O programa do IGK apresentou dados de desligamento inferiores aos encontrados nos estudos de Soares, Silva e Prado (2012), mas ainda são números consideráveis, uma vez que as estatísticas são apenas uma representação numérica objetiva de dados que não traduzem a importância da dimensão individual e subjetiva que cada educando representa. Uma criança ou um adolescente que pode se beneficiar com alguma ação educativa já é justificativa suficiente para a preocupação e para o investimento na construção de estratégias pedagógicas que possam ajudá-los a construir um futuro melhor ( STEIN, 2018; VIEIRA, 2018). Os dados apresentados levantaram um questionamento sobre a efetividade dos métodos utilizados pelo IGK para inserção, adaptação e adesão dos educandos ao seu programa de esporte e educação.

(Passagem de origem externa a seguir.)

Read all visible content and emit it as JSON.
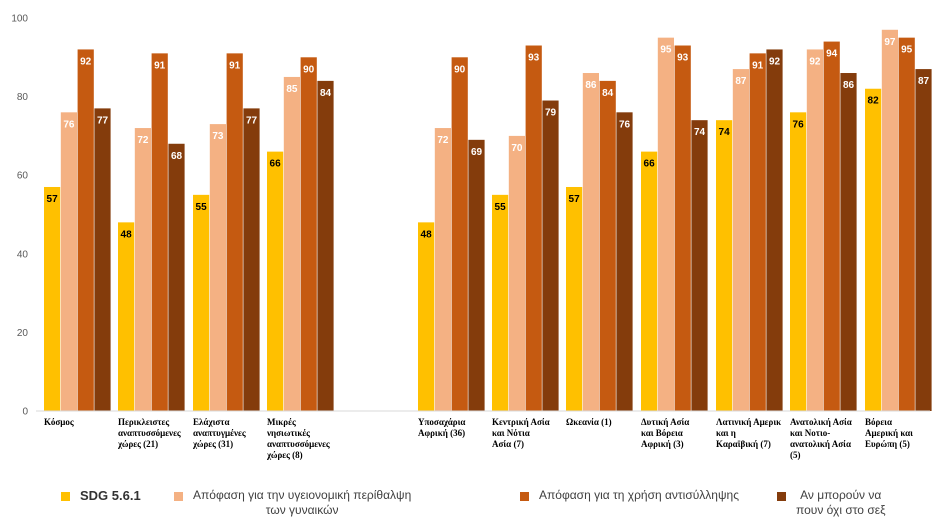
{
  "chart_data": {
    "type": "bar",
    "ylim": [
      0,
      100
    ],
    "yticks": [
      0,
      20,
      40,
      60,
      80,
      100
    ],
    "grid": false,
    "legend_position": "bottom",
    "categories": [
      [
        "Κόσμος"
      ],
      [
        "Περικλειστες",
        "αναπτυσσόμενες",
        "χώρες (21)"
      ],
      [
        "Ελάχιστα",
        "αναπτυγμένες",
        "χώρες (31)"
      ],
      [
        "Μικρές",
        "νησιωτικές",
        "αναπτυσσόμενες",
        "χώρες (8)"
      ],
      [],
      [
        "Υποσαχάρια",
        "Αφρική (36)"
      ],
      [
        "Κεντρική Ασία",
        "και Νότια",
        "Ασία (7)"
      ],
      [
        "Ωκεανία (1)"
      ],
      [
        "Δυτική Ασία",
        "και Βόρεια",
        "Αφρική (3)"
      ],
      [
        "Λατινική Αμερικ",
        "και η",
        "Καραϊβική (7)"
      ],
      [
        "Ανατολική Ασία",
        "και Νοτιο-",
        "ανατολική Ασία",
        "(5)"
      ],
      [
        "Βόρεια",
        "Αμερική και",
        "Ευρώπη (5)"
      ]
    ],
    "series": [
      {
        "name": "SDG 5.6.1",
        "color": "#FFC000",
        "label_color": "#000000",
        "values": [
          57,
          48,
          55,
          66,
          null,
          48,
          55,
          57,
          66,
          74,
          76,
          82
        ]
      },
      {
        "name": "Απόφαση για την υγειονομική περίθαλψη των γυναικών",
        "color": "#F4B183",
        "label_color": "#ffffff",
        "values": [
          76,
          72,
          73,
          85,
          null,
          72,
          70,
          86,
          95,
          87,
          92,
          97
        ]
      },
      {
        "name": "Απόφαση για τη χρήση αντισύλληψης",
        "color": "#C55A11",
        "label_color": "#ffffff",
        "values": [
          92,
          91,
          91,
          90,
          null,
          90,
          93,
          84,
          93,
          91,
          94,
          95
        ]
      },
      {
        "name": "Αν μπορούν να πουν όχι στο σεξ",
        "color": "#843C0C",
        "label_color": "#ffffff",
        "values": [
          77,
          68,
          77,
          84,
          null,
          69,
          79,
          76,
          74,
          92,
          86,
          87
        ]
      }
    ]
  },
  "legend": [
    {
      "lines": [
        "SDG 5.6.1"
      ],
      "color": "#FFC000",
      "bold": true
    },
    {
      "lines": [
        "Απόφαση για την υγειονομική περίθαλψη",
        "των γυναικών"
      ],
      "color": "#F4B183",
      "bold": false
    },
    {
      "lines": [
        "Απόφαση για τη χρήση αντισύλληψης"
      ],
      "color": "#C55A11",
      "bold": false
    },
    {
      "lines": [
        "Αν μπορούν να",
        "πουν όχι στο σεξ"
      ],
      "color": "#843C0C",
      "bold": false
    }
  ]
}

3 Teoria da autodeterminação: conceitos

Com a intenção de enriquecer o pensar e o fazer pedagógico no Programa de Esporte e Educação Campeões da Vida e enfrentar a demanda da evasão de educandos do projeto, as áreas de Psicologia, Pedagogia e Educação Física uniram suas diferentes modalidades de conhecimento para pesquisar o fenômeno e pensar estratégias que pudessem amenizar a problemática. Após uma extensa revisão bibliográfica sobre fatores motivacionais do comportamento, a teoria da autodeterminação (TAD) ( DECI; RYAN, 1985) foi escolhida como fonte de recurso teórico e prático para lidar com a questão. Ao socializar este estudo, esperamos oferecer alguma contribuição que seja útil para qualquer projeto social de esporte e educação que também lide com essa demanda.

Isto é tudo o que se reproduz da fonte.